Fala-nos Sophia dos sentidos, da escuta do búzio que faz ouvir o mar em notas dolentes…

As ondas de calmaria no porto continuam incessantes com a sua cadência pacífica e apaziguadora…

Escritas num muro de um paraíso as palavras do jovem poeta precocemente desaparecido “Ó sorriso do Mar! ó búzio longo” recordam outras “No fundo dos búzios canta/ O mar que chora a cantar” de Afonso Lopes Vieira.

Absorvo pelo olhar os tons do verde-serra que se prolongam nos marinhos azuis e verdes que a luz projeta em tonalidades de safiras e esmeraldas que nem Monet ousaria tentar reproduzir.

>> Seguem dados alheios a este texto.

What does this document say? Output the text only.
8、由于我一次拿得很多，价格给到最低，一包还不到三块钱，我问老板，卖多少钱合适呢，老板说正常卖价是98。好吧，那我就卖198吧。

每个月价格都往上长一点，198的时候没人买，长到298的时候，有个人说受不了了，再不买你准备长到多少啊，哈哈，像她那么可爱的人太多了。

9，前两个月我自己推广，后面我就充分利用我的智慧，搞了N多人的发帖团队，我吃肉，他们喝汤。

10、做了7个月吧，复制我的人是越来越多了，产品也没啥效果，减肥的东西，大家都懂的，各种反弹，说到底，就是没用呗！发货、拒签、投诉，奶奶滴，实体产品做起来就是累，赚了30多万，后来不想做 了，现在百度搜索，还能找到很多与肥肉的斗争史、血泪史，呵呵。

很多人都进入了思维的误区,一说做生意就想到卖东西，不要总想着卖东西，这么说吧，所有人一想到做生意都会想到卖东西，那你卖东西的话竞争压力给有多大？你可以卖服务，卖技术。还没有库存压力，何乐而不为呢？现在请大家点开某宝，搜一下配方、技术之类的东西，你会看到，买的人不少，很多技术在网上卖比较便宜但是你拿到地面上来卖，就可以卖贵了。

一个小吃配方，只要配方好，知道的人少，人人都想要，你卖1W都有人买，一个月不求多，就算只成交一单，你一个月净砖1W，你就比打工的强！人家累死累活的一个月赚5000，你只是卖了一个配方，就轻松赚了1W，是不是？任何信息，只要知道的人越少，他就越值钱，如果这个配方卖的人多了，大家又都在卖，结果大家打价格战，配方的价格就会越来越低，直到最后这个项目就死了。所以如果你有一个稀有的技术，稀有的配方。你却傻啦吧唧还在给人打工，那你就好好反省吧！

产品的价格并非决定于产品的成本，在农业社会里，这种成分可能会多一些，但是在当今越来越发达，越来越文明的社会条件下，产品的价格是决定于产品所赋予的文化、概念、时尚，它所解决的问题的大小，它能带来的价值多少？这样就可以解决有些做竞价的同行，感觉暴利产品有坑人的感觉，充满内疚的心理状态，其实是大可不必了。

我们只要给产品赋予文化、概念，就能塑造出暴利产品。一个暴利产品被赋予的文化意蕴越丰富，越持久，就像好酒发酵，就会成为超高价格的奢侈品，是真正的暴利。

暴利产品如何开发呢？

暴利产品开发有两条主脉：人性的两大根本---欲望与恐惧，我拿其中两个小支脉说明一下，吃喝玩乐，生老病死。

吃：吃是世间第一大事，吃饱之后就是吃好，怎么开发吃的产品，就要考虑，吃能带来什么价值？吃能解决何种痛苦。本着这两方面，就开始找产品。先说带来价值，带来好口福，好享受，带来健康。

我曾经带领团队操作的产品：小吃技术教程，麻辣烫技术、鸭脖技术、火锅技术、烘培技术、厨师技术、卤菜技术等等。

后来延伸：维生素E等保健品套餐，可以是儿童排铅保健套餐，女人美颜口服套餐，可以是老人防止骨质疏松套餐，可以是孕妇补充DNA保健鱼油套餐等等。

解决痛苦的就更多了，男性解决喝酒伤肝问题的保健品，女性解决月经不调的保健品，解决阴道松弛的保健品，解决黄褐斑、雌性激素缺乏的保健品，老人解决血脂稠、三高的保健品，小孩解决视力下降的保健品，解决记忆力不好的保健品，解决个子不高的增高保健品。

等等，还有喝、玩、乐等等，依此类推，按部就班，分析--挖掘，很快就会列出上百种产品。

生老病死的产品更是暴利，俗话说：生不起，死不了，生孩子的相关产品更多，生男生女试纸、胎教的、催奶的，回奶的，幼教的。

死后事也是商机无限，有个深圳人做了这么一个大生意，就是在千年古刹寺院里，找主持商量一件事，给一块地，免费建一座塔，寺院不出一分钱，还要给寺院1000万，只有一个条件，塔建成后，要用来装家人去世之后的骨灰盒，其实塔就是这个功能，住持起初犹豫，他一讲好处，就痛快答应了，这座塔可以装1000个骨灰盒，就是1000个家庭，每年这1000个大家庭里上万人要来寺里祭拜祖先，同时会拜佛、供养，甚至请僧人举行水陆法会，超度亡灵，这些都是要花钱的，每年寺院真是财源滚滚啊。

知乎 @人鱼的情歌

Revejo-me nas palavras de Sophia “Apenas sei que caminho como quem/ É olhado e conhecido/ E por isso em cada gesto ponho/ Solenidade e risco” ou “Espero sempre por ti o dia inteiro,/ Quando na praia sobe, de cinza e oiro,/ O nevoeiro”.

Sinto o afago da brisa fresca na pele, deste verão atípico, o toque suave e o brilho do sol enquanto evolam as nossas andorinhas breves rasgando o azul celeste que quase não se distingue do marítimo, onde, também aqui, “a terra se acaba e o mar começa”.

Emanam as urzes da serra o perfume inconfundível, salutar e regenerador misturado com a ideia de que a irmã Posidonia oceanicajá cá estava antes de sermos e cá ficará quando todos formos pó, ajudando a relativizar os anos.

O palato rejubila do repasto simples e autêntico do peixe argênteo, madrepérola, a saber a mar.

Parecemos pairar, qual querubins de Cesário, na varanda para o mar, vendo os peixes nas águas cristalinas e calmas. Há os de todos os tamanhos… recordo Vieira.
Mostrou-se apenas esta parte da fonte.